Cabo Verde precisa muito de aviões. Mas, precisa também de autonomia logística, engenharia financeira estratégica e coragem institucional para romper com a dependência. O leasing financeiro com opção de compra não é apenas uma cláusula. É uma declaração de soberania. Enquanto alugarmos asas, continuaremos a cair no vazio da servidão aérea. É hora de voar com rumo, e com rumo próprio. O leasing que voa sem pousar na verdade é o leasing que prende. Nada impede de chamá-lo de meia frota a condizer com o meio boeing!
Em setembro de 2025, dois ATR 72-600 aterrissaram em Cabo Verde com pompa institucional e pintura nova. A TACV celebrou o reforço da frota, o Governo aplaudiu a conectividade inter-ilhas, e a marca “CV Sky” foi lançada como símbolo de renovação. Mas enquanto o país festejava com comunicados vagos e fotos aéreas, a imprensa internacional, mais precisamente o site AirPro News, revelou o que não foi dito em casa: os aviões são alugados, usados, e operados sob contrato estrangeiro com cláusulas que ninguém viu.
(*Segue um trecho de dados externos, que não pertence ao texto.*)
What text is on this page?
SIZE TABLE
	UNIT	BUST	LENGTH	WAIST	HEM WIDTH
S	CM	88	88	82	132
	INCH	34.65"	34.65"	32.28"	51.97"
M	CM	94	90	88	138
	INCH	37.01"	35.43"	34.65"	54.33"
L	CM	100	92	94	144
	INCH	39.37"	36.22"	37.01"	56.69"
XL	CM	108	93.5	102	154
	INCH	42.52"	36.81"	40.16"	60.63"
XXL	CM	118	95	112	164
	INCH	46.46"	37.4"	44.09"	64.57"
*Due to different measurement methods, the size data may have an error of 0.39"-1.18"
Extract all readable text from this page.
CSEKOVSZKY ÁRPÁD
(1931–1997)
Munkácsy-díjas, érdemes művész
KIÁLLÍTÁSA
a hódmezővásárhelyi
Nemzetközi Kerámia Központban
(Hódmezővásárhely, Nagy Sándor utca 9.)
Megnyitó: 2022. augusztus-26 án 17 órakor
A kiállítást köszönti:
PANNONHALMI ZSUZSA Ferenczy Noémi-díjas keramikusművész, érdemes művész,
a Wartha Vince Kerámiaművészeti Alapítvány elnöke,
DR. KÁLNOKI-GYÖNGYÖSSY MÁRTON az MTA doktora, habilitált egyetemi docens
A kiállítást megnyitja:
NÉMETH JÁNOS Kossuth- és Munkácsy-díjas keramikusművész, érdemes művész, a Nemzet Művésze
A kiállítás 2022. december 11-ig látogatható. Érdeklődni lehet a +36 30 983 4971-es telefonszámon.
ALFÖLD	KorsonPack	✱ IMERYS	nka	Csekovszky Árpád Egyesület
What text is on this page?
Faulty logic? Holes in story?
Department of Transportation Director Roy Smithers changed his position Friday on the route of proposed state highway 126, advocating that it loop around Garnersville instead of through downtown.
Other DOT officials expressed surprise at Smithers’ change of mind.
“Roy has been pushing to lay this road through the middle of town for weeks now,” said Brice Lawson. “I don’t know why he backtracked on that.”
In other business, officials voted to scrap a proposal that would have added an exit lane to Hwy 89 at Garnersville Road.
O contrato que voa, mas não pousa no Boletim Oficial
Segundo a notícia publicada fora do arquipélago, os dois ATRs foram entregues à TACV por meio de leasing operacional de longo prazo com a empresa holandesa TrueNoord. Isso significa que os aviões não pertencem à TACV, não constam como ativos nacionais, e serão devolvidos ao final do contrato, a menos que se renegocie, se pague mais ou se reze por uma cláusula de compra que não existe.
Enquanto isso, os comunicados internos falam em “reforço da frota” e “expansão da conectividade”, sem mencionar que a frota é alheia e a expansão tem prazo de validade. O leasing operacional é apresentado como solução moderna, mas na prática é uma teia financeira sem retorno patrimonial, onde o país paga para voar, mas não constrói soberania logística.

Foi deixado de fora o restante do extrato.